If you are using Python 3.x, you could use dictionary comprehension directly.
def get_range(dictionary, begin, end):
return {k: v for k, v in dictionary.items() if begin <= k <= end}
Straight forward implementation:
def get_range(d, begin, end):
result = {}
for (key,value) in d.iteritems():
if key >= begin and key <= end:
result[key] = value
return result
One line:
def get_range2(d, begin, end):
return dict([ (k,v) for (k,v) in d.iteritems() if k >= begin and k <= end ])
resting assured that what you really want an OrderedDict, you can also use enumerate:
#!/usr/bin/env python
def get_range(d, begin, end):
return dict(e for i, e in enumerate(d.items()) if begin <= i <= end)
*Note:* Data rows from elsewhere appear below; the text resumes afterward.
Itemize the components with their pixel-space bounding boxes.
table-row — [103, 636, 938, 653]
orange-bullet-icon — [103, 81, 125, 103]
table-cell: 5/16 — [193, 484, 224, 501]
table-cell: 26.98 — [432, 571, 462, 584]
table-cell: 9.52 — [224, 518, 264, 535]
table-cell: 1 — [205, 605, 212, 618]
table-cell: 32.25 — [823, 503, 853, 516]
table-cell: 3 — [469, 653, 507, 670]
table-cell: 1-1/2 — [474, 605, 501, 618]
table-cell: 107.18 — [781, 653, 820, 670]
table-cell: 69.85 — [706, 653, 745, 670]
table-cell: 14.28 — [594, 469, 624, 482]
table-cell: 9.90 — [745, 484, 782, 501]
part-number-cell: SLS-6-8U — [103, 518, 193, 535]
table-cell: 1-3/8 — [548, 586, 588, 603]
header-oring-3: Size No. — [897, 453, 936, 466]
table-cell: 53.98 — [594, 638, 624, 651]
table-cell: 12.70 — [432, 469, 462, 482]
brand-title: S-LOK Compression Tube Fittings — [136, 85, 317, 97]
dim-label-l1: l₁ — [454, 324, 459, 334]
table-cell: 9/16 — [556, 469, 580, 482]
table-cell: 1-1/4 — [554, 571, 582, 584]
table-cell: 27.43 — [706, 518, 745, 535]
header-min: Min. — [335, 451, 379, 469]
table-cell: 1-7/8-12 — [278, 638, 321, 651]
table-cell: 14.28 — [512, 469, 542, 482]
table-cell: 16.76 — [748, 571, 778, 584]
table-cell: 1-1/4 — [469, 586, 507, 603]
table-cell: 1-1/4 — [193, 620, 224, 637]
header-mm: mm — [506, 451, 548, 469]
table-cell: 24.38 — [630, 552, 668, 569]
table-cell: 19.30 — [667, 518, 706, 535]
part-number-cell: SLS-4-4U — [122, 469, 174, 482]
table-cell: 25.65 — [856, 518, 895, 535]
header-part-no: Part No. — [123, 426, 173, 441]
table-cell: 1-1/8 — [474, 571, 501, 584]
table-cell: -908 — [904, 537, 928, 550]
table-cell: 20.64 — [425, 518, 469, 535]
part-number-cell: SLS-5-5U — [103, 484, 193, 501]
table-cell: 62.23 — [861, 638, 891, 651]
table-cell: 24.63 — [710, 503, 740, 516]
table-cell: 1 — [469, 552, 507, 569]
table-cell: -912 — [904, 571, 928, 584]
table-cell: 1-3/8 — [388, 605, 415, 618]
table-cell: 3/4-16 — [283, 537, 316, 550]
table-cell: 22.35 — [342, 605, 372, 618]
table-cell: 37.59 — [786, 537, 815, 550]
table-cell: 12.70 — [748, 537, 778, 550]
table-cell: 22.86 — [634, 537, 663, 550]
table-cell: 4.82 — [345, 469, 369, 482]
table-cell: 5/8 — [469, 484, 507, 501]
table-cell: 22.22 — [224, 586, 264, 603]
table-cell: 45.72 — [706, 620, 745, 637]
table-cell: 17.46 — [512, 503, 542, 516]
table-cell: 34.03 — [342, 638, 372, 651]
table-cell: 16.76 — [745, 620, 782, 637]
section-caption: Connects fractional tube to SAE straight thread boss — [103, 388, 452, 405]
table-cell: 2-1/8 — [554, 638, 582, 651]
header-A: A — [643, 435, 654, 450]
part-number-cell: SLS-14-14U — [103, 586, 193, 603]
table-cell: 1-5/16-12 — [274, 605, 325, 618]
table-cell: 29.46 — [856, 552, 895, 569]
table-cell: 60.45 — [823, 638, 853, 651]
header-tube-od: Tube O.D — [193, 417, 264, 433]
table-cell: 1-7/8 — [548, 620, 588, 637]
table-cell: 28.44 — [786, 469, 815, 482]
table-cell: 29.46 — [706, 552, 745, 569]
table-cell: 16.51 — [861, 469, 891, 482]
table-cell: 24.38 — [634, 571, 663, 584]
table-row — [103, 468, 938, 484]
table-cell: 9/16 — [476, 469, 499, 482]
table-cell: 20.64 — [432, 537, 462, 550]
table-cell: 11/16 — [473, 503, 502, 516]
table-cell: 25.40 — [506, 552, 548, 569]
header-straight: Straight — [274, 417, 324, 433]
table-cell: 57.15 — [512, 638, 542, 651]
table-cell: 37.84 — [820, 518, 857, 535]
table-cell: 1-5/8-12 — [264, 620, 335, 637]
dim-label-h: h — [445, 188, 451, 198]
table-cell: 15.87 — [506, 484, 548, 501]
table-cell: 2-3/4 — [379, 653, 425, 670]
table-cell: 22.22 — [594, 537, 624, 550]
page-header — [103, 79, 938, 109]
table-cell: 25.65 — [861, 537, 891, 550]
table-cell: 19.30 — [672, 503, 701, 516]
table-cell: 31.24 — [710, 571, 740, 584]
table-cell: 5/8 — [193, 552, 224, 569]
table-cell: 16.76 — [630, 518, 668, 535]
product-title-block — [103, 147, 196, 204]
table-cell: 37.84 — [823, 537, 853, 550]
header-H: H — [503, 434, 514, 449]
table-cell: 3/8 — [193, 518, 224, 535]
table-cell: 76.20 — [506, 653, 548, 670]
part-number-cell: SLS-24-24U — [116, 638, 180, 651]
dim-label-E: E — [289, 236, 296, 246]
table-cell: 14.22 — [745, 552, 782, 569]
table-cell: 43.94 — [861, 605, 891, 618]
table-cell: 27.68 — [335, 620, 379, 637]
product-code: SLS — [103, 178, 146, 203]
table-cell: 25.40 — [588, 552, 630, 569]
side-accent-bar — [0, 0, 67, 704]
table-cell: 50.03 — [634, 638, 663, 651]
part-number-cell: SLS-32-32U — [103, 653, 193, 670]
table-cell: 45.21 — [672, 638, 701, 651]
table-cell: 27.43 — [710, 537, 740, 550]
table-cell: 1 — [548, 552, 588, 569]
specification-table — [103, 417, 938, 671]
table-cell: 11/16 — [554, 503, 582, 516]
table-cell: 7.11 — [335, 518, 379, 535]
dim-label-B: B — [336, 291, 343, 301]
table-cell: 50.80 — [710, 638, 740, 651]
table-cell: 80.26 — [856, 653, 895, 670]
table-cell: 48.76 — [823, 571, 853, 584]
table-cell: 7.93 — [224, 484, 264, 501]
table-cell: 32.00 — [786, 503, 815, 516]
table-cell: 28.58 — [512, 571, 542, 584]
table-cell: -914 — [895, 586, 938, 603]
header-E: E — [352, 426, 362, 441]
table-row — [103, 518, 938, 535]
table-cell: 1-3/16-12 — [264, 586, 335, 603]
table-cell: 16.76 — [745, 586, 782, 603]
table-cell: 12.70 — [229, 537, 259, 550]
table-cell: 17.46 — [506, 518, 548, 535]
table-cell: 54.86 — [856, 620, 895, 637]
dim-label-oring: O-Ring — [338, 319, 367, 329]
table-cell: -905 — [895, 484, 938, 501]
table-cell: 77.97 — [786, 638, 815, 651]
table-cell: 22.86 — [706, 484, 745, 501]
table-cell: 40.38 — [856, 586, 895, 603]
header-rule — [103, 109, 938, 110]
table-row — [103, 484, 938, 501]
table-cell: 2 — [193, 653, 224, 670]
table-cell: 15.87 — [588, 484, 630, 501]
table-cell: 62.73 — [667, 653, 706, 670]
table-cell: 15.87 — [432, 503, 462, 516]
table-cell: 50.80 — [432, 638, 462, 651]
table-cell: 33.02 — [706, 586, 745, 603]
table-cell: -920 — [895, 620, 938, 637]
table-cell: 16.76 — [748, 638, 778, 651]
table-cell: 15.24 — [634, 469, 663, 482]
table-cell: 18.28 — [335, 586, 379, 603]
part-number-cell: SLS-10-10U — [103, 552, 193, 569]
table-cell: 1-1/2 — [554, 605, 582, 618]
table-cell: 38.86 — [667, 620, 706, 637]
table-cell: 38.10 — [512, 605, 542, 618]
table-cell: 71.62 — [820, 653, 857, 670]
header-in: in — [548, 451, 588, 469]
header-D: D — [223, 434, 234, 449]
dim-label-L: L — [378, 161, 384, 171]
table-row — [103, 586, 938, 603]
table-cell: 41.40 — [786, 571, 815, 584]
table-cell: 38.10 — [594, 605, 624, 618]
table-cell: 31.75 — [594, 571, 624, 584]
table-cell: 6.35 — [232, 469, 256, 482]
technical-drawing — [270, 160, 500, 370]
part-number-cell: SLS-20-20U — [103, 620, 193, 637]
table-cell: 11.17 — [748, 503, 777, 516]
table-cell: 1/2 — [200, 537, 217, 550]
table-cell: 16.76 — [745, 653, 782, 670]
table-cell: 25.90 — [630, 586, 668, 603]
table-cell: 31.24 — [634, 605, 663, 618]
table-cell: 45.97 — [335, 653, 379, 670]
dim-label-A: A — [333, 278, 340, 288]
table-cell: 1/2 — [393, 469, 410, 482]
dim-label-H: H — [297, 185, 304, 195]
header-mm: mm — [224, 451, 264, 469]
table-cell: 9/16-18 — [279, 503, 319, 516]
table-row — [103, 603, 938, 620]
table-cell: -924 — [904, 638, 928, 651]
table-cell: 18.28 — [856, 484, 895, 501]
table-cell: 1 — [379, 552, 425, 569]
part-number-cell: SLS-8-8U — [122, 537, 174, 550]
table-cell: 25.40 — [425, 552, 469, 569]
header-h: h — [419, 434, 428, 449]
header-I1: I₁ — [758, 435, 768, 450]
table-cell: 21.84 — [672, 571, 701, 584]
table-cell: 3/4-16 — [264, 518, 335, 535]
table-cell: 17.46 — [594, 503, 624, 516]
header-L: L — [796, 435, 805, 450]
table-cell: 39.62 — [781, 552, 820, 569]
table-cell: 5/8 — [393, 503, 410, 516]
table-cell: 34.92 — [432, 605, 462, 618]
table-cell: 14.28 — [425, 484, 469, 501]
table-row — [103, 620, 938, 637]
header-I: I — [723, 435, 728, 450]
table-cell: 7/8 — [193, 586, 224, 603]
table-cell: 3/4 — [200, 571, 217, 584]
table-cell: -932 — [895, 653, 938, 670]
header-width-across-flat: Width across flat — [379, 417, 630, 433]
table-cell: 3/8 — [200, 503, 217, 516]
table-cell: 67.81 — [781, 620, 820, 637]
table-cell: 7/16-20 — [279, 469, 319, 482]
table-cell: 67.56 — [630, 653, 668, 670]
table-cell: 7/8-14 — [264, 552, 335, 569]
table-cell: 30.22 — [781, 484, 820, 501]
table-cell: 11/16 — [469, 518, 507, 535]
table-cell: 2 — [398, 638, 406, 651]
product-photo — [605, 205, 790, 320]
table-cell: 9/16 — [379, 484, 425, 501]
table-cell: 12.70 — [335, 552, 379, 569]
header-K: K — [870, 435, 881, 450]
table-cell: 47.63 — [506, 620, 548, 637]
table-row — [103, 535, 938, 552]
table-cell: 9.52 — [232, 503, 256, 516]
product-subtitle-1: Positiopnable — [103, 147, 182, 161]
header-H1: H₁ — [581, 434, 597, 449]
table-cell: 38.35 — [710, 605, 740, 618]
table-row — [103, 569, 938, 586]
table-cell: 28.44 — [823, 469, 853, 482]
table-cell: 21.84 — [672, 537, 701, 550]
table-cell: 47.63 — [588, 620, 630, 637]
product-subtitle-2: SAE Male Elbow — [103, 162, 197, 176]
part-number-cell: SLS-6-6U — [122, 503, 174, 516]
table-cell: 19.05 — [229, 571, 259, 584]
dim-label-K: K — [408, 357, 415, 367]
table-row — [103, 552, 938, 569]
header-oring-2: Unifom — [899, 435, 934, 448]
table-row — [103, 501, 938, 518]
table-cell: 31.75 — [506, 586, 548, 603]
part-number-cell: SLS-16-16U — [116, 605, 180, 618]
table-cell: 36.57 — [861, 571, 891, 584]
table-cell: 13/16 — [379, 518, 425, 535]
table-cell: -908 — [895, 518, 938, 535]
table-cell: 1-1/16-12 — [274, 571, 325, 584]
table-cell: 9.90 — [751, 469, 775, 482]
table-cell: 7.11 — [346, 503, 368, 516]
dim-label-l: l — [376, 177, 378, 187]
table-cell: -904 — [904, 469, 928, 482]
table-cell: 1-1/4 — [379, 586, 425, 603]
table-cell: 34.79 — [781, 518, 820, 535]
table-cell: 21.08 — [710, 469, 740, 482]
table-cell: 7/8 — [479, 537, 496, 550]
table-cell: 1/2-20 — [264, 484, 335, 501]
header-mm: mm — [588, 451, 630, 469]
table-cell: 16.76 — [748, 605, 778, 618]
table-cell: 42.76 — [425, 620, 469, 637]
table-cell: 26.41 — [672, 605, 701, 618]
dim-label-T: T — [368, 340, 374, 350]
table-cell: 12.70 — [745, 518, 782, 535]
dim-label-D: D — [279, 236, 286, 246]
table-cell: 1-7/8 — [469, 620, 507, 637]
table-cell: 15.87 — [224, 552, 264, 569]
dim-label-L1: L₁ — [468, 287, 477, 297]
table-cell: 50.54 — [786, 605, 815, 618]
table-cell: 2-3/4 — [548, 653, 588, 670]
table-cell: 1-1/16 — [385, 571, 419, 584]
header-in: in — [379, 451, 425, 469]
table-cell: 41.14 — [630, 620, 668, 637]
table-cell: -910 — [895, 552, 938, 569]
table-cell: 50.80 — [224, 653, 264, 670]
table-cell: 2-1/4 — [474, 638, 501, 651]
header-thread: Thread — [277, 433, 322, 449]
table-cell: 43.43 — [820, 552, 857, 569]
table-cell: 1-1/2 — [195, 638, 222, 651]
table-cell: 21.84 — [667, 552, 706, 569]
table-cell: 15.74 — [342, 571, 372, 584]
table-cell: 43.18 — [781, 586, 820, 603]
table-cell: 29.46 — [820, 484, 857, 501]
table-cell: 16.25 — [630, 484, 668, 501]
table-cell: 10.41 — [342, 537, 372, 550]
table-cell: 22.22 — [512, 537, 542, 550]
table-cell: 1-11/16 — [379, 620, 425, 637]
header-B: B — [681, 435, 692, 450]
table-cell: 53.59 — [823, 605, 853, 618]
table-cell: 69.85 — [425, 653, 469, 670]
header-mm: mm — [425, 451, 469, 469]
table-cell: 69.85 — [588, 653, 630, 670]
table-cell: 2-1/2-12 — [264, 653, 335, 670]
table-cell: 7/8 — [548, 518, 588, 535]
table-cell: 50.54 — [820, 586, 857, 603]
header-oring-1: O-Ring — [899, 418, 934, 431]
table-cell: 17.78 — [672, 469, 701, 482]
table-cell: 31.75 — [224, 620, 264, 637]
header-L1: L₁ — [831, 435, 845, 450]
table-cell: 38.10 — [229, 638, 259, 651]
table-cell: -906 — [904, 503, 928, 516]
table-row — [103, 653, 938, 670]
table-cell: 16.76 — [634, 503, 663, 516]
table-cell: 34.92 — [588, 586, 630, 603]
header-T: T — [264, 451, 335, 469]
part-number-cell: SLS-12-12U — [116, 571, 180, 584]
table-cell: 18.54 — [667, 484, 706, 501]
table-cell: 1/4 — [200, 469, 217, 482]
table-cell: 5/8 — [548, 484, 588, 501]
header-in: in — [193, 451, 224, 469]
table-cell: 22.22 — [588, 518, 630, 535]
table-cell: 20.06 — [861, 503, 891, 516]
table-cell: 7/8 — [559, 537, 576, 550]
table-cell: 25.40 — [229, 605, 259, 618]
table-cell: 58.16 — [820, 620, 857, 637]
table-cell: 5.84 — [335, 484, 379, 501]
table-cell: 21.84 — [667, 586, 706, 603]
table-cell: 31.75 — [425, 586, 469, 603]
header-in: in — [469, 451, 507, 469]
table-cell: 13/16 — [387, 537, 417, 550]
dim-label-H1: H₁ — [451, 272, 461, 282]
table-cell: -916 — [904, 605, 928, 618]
if __name__ == '__main__':
print get_range({"a":"b", "c":"d", "e":"f"}, 0, 1)
output:
{'a': 'b', 'c': 'd'}
ps: I let you use 0, 1 as range values, but you should use 0, 2 to sign the "first two elements" (and use begin <= i < end as comparison function
As others have mentioned, in Python dictionaries are inherently unordered. However at any given moment a list of their current keys or key,value pairs can be obtained by using their keys()or items() methods.
A potential problem with using these lists is that not only their contents, but also the order it is returned in will likely vary if the dictionary has been modified (or mutated) since the last time they were used. This means you generally can't store and reuse the list unless you update it every time the dictionary is is changed just in case you're going to need it.
To make this approach more manageable you can combining a dictionary and the auxiliary list into a new derived class which takes care of the synchronization between the two and also provides a get_range() method that make use of the list's current contents. Below is sample code showing how this could be done. It's based on ideas I got from the code in this ActiveState Python Recipe.
class dict_with_get_range(dict):
def __init__(self, *args, **kwrds):
dict.__init__(self, *args, **kwrds)
self._list_ok = False
def _rebuild_list(self):
self._list = []
for k,v in self.iteritems():
self._list.append((k,v))
self._list_ok = True
def get_range(self, begin, end):
if not self._list_ok:
self._rebuild_list()
return dict(self._list[i] for i in range(begin,end+1))
def _wrapMutatorMethod(methodname):
_method = getattr(dict, methodname)
def wrapper(self, *args, **kwrds):
# Reset 'list OK' flag, then delegate to the real mutator method
self._list_ok = False
return _method(self, *args, **kwrds)
setattr(dict_with_get_range, methodname, wrapper)
for methodname in 'delitem setitem'.split():
_wrapMutatorMethod('__%s__' % methodname)
for methodname in 'clear update setdefault pop popitem'.split():
_wrapMutatorMethod(methodname)
del _wrapMutatorMethod # no longer needed
dct = dict_with_get_range({"a":"b", "c":"d", "e":"f"})
print dct.get_range(0, 1)
# {'a': 'b', 'c': 'd'}
del dct["c"]
print dct.get_range(0, 1)
# {'a': 'b', 'e': 'f'}
The basic idea is to derive a new class from dict that also has an internal contents list for use by the new get_range() method it provides that regular dictionary objects don't. To minmize the need to update (or even create) this internal list, it also has a flag indicating whether or not the list is up-to-date, and only checks it and rebuilds the list when necessary.
To maintain the flag, each inherited dictionary method which potentially changes (or mutates) the dictionary's contents is "wrapped" with helper function the resets the flag and then chains to the normal dictionary method to actually perform the operation. Installing them into the class is simply a matter of putting the names of the methods in one of two lists and then passing them one at time to an auxiliary utility immediately following the creation of the class.